In der Abbildung ist als Beispiel eine Anlage mit drei Stationen
A, B, C dargestellt, die über eine Zentrale Z wahlweise miteinander in Verbindung treten können. Jede Station besitzt einen Lautsprecher 1 und ein Mikrophon 2 sowie einen Rufumschalter 3, mit Hilfe dessen eine der Gegenstationen gerufen und eingeschaltet werden kann. Der Teilnehmer A kann auf diese Weise mit B oder C, der Teilnehmer B mit A oder C und der Teilnehmer C mit A oder B in Verbindung treten. Erfindungsgemäss ist bei jeder Station eine Signallampe 4 bzw. ein entsprechend wirksames Schauzeichen vorgesehen, mit Hilfe deren nach Herstellung einer Verbindung ein Erkennungssignal der anrufenden Station (beispielsweise A) in der gerufenen Gegenstation (beispielsweise B) angezeigt wird. In der anrufenden Station (A) wird dabei zweckmässigerweise auch das Erkennungssignal der gerufenen Gegenstation (B) angezeigt. Es kann also sowohl der anrufende als auch der gerufene Teilnehmer erkennen, mit welcher Gegenstation er in Verbindung steht. Als Erkennungssignale eignen sich Stromimpulse oder Stromunterbrechungen, die in an sich bekannter Weise durch Relais oder dergl. erzeugt werden (Flackerlicht). Durch verschiedene Zeitdauer der Impulse bzw. Unterbrechungen kann dabei eine Unterscheidung herbeigeführt werden. Für eine Station kann auch ein Dauerlicht als Kennzeichnung benutzt werden. Bei einer Verbindung zwischen A und B kann beispielsweise ein Flackerlicht als Kennzeichnung gewählt werden und bei einer Verbindung zwischen B und C ein Dauerlicht. Bei einer Verbindung zwischen A und C leuchtet bei A ein Dauerlicht und bei C ein Flackerlicht. Wenn also A gerufen wird und ein Flackerlicht aufleuchtet, so kommt der Anruf von B. Leuchtet bei A ein Dauerlicht, so kommt der Anruf von C. Wenn B mit Flackerlicht gerufen wird, so kommt der Anruf von A und bei Dauerlicht von C. Wenn C mit Flackerlicht gerufen wird, kommt der Anruf von A und bei Dauerlicht von B. Bei mehr als drei Teilnehmern können beliebige andere Erkennungssignale benutzt werden. Die Übertragung der Zeichen erfolgt beispielsweise über gesonderte Leitungen und ihre Erzeugung und Verteilung in an sich bekannter Weise durch Relais in der Zentrale. Die Übertragung kann jedoch auch über die Sprechleitungen erfolgen. Sofern Schauzeichen benutzt werden, ist die Betriebsweise analog. In der Zentrale ist ebenfalls eine Signallampe 5 oder ein Schauzeichen vorgesehen, das durch Aufleuchten oder Flackern anzeigt, wenn irgendwelche Stationen miteinander sprechen. Es können dabei auch die Erkennungssignale der
Stationen benutzt werden, um in der Zentrale kenntlich zu machen, welche Stationen sprechen.

Claims (3)

1. Lautfernsprechanlage nach dem Gegen- oder Wechselsprechprinzip, dadurch gekennzeichnet, dass nach Herstellung einer Verbindung die anrufende Station (beispielsweise A) in der gerufenen Gegenstation (beispielsweise B) durch den Stationen (A, B, C) zugeordnete unterscheidbare Erkennungssignale, z.B. in Form von Stromimpulsen oder Stromunterbrechungen, mittels einer oder mehrerer Signallampen (4) oder Schauzeichen optisch angezeigt wird.

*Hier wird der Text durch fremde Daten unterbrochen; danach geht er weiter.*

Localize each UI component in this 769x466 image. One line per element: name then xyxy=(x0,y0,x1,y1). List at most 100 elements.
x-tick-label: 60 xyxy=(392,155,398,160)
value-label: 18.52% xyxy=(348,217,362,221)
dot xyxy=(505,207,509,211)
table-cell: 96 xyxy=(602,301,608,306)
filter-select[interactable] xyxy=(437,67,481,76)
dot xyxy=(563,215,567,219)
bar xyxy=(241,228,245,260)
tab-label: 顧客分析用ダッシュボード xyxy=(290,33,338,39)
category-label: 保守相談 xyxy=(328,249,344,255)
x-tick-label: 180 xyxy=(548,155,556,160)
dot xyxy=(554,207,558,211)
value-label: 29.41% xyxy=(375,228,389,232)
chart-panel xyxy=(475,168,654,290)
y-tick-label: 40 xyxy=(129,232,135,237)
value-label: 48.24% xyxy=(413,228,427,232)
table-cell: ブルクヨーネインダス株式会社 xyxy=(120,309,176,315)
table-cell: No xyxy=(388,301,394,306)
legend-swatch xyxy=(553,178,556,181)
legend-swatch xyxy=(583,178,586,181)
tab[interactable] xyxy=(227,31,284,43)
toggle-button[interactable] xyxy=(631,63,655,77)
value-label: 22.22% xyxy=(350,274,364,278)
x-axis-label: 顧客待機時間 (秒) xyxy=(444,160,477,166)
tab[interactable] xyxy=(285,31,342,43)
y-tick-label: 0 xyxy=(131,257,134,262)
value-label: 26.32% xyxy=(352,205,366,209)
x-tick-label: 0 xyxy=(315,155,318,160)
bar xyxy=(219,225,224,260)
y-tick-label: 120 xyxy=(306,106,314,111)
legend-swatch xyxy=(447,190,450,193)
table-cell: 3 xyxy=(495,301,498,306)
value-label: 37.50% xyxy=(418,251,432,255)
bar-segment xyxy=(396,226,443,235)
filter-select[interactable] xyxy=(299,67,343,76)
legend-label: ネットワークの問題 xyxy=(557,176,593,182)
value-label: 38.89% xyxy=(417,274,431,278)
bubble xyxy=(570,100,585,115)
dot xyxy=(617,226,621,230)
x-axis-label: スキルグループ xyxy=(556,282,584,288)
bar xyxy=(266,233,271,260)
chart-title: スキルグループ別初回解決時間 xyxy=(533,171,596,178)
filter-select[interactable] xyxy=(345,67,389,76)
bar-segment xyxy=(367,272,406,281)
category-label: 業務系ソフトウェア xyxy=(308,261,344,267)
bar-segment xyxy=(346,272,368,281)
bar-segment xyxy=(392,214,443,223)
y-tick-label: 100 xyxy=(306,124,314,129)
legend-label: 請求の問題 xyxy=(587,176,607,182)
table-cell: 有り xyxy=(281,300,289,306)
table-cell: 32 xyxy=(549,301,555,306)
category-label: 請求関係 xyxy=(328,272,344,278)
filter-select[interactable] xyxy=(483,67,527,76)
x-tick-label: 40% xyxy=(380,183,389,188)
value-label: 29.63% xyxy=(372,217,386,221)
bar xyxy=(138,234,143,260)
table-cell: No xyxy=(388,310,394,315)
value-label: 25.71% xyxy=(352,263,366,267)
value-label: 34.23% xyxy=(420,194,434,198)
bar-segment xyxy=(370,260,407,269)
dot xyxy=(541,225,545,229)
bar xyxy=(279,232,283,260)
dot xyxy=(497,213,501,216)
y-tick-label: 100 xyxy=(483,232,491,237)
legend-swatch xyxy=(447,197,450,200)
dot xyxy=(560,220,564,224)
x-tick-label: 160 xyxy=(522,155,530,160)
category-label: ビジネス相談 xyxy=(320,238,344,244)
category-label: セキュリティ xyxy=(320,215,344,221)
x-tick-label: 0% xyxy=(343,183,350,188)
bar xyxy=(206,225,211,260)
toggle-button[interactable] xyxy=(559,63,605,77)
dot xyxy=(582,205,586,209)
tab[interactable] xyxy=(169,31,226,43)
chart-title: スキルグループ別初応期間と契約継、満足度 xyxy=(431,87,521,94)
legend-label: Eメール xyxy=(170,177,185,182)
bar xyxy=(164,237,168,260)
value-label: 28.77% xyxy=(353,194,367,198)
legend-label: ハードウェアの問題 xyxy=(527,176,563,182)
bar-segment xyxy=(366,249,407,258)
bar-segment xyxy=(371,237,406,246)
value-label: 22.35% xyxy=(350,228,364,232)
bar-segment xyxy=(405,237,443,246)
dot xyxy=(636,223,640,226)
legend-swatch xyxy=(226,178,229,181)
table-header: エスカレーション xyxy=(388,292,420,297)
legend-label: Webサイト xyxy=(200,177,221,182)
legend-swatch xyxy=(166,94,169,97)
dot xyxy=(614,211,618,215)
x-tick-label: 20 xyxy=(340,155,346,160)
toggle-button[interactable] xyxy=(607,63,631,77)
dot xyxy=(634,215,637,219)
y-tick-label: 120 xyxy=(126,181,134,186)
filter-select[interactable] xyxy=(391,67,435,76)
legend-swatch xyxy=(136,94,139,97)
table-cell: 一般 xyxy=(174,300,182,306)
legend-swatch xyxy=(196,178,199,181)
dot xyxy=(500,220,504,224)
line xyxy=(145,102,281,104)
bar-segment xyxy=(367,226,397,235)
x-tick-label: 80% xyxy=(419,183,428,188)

2. Anlage nach Anspruch 1, dadurch gekennzeichnet, dass auch in der anrufenden Station (a) die gerufene Gegenstation (B) durch deren Erkennungssignale angezeigt wird.
3. Anlage nach Anspruch 1 oder 2, dadurch gekennzeichnet, dass in der Zentrale (Z) Signallampen (5) oder Schauzeichen vorgesehen sind, die durch Erkennungssignale eine hergestellte Stationsverbindung anzeigen.